Citations sur Là où la caravane passe (19)
Le malheur de l’homme moderne, c’était qu’il s’était dit qu’il devait faire des choix et non prendre des décisions, voilà ce que je me répétais, et là où la décision pousse sur une terre déjà irriguée, celle du choix, on en arrache les racines préexistantes, les forces nourricières qui alimentent une tige plus épaisse et plus droite. Cette tige dont le destin est le tuteur.
C'étaient des drôles, Pepino et Diego. La folie, elle avoisine toujours la raison dans l'âme d'un gitan, à force de balancer entre les légendes et la vie tangible, à force de parler des esprits des anciens et de vivre au contact de la nature, à force de rien prendre au tragique et d'enchanter n'importe quelle situation sans y voir seulement de quoi gagner son pain. Cette douce folie, ces organes déliquescents de la bande, on s'en accommodait dirons-nous. (p. 67)
Le problème dans le monde du livre, c’est l’étiquette sous laquelle on te range. Y en a, à force d’être catalogués et de vendre une image qui fonctionne auprès du public, ils se sont enfermés dans un rôle qui les a bouffés.
Le principal, c’est d’inculquer à un gitan dès son enfance l’idée de loyauté, de respect de la femme, des aînés et de la parole donnée.

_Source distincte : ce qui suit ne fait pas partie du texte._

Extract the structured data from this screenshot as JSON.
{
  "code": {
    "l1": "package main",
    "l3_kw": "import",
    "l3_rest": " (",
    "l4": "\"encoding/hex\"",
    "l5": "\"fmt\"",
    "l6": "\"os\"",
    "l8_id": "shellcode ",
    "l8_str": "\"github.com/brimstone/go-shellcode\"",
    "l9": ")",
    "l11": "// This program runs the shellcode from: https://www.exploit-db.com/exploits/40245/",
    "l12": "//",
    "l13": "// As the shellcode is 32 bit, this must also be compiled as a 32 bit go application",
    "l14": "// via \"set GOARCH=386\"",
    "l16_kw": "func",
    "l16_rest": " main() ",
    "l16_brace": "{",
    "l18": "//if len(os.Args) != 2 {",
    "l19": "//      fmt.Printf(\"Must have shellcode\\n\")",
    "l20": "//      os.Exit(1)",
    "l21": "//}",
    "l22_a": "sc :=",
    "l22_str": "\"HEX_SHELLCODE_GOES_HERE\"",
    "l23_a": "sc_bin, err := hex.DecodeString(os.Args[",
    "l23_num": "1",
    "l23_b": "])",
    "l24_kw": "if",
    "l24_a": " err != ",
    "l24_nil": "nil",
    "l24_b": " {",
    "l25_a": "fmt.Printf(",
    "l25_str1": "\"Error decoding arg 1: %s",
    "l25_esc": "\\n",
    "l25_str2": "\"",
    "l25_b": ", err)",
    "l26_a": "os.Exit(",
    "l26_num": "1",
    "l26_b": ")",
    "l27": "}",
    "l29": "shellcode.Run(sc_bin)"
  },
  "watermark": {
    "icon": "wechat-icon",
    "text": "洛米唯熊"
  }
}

L’idée, c’est de lui faire sentir, par le continuel mouvement le berçant dès son plus jeune âge, qu’au final il est complètement libre et que sa seule attache, elle est morale.
Voici le souvenir premier que j’ai du voyageur, le souvenir de la première fois où je l’ai vu et connu, parce qu’après, comme le disait ma mère, dès la deuxième fois que tu vois un homme sa nature t’a déjà échappé.
(...) et elle est allée chercher un petit couteau enveloppé dans un mouchoir de soie noire. "C'est pour toi", m'a dit madame Sido en me le tendant, "mon père voudrait que tu le gardes. Il dit que ça t'aidera à le reconnaître s'Il est dans les parages." "oh, ça peut jamais faire de mal", que j'ai plaisanté en fouillant mes poches pour lui donner une pièce en échange et en les laissant tous les deux sur le pas de la porte, tandis qu'ils nous faisaient de ces grands signes d'au revoir qu'on ne retrouve plus que dans les campagnes et chez les vieilles personnes. (p. 41)
D'ailleurs, les habitants de Lourdes, ils savaient bien que ceux qui posaient problème, c'étaient pas les vieux qui étaient de vrais croyants, et même bien plus qu'eux tous qui faisaient de l'argent sur le dos de la religion. Les commerçants de Lourdes, pour moi c'était l'image d'Epinal de la main qui était tendue mais seulement au moment d'encaisser le client. (p. 112)
Son visage n’était pas vieux, la cinquantaine peut-être, mais ce qu’y avait dans ses yeux en revanche, ça n’avait pas d’âge.
Elle vénérait son frère, Antonine, elle l'admirait comme le héros de sa vie, celui qui s'était occupé d'elle, qui l'avait protégée, élevée et elle voyait son ascension comme un pied de nez aux villageois qui disaient "tel père, tel fils". Rapidement, elle a eu besoin de temps pour entretenir la belle maison qu'il avait surélevée d'un étage, recimentée et peinte en blanc, et elle a arrêté ses à-côtés. Fière comme Artaban, quand on la croisait, c'était comme une ancienne esclave qui aurait gagné sa liberté. Elle était pas belle à proprement parler, Antonine, mais elle avait quelque chose qui tenait à cette volonté, à cette force et à cet orgueil qui bouillonnaient et qui lui donnaient quelque chose d'une héroïne espagnole. (p.104)
Son regard, c’étaient deux billes regorgeant d’une couleur trop présente pour qu’un être humain puisse la supporter à lui tout seul.